Naming and Labeling Data

Note: The recently updated IPA Stata 102 training covers data cleaning, including naming and labeling. Also, see the guide to checking incoming data or the manual on high-frequency checks, applicable to both CAI and paper-and-pencil projects.

Variable names and labels are usually a personal preference, and different PIs have different preferences, so there's no formal convention. “Check with your PI” is usually good advice, but a very busy PI might not respond to that, so here are some guidelines: 1. All variables should have labels, and all multiple choice variables have value labels. 2. The labeling system should be internally consistent. 3. It should be easy to connect the variable in the dataset with the question on the questionnaire. Most analysis is done with the questionnaire in hand.

To learn the code to create labels in Stata, go here.

The most common way to name variables is to use the question number from the questionnaire as the variable name and provide a descriptive .

The basic here is:

Variable name: question_number Variable label: descriptive label

So if you had questions 101 through 103 from a questionnaire called “QA,” the names and labels might be: label var qa_101 "Has children under 15" label var qa_102a "Number boys under 15" label var qa_102b "Number boys in school" label var qa_103a "Number girls under 15" label var qa_103b "Number girls in school"

A second good way is to use a descriptive variable name, then put the question number in the label.

The basic format here is:

Variable name: descriptive_name Variable label: [question_number] descriptive label

There is an example of this in the document library that uses a style similar to: label var child15 "[QA.101] Has children under 15" label var child15G "[QA.102a] Number boys under 15" label var child15BS "[QA.102b] Number boys in school" label var child15G "[QA.103a] Number girls under 15" label var child15GS "[QA.103b] Number girls in school"

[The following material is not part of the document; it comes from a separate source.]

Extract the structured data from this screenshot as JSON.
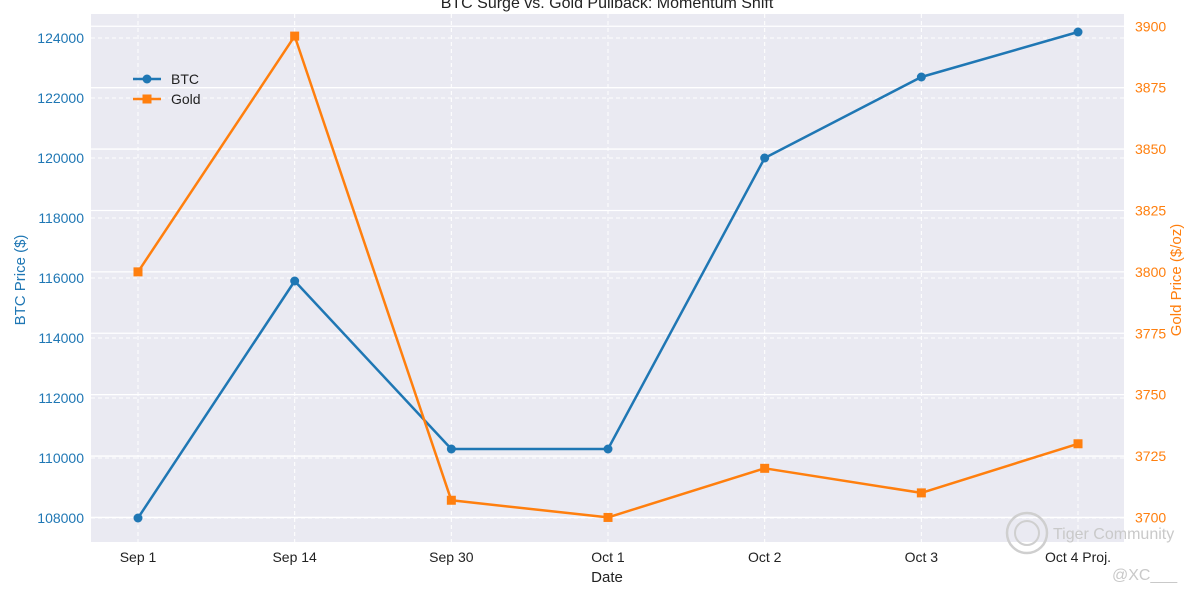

A practical tip on creating value labels: it can be useful to change the delimiter to a semicolon so that a single command can take up several rows in your text editor, making it easier to read. See delimit to learn about delimiters in Stata. An example would be:

#delimit ; label def sex 0 "Male 0" 1 "Female 1" ; label def reg 1 "Northern 1" 2 "Southern 2" 3 "Western 3" 4 "Eastern 4" 5 "Central 5" ; #delimit cr label values female sex label values region reg

Note how the labels have the number in the value label. This is not strictly necessary, but can be very useful if you want to refer to specific values.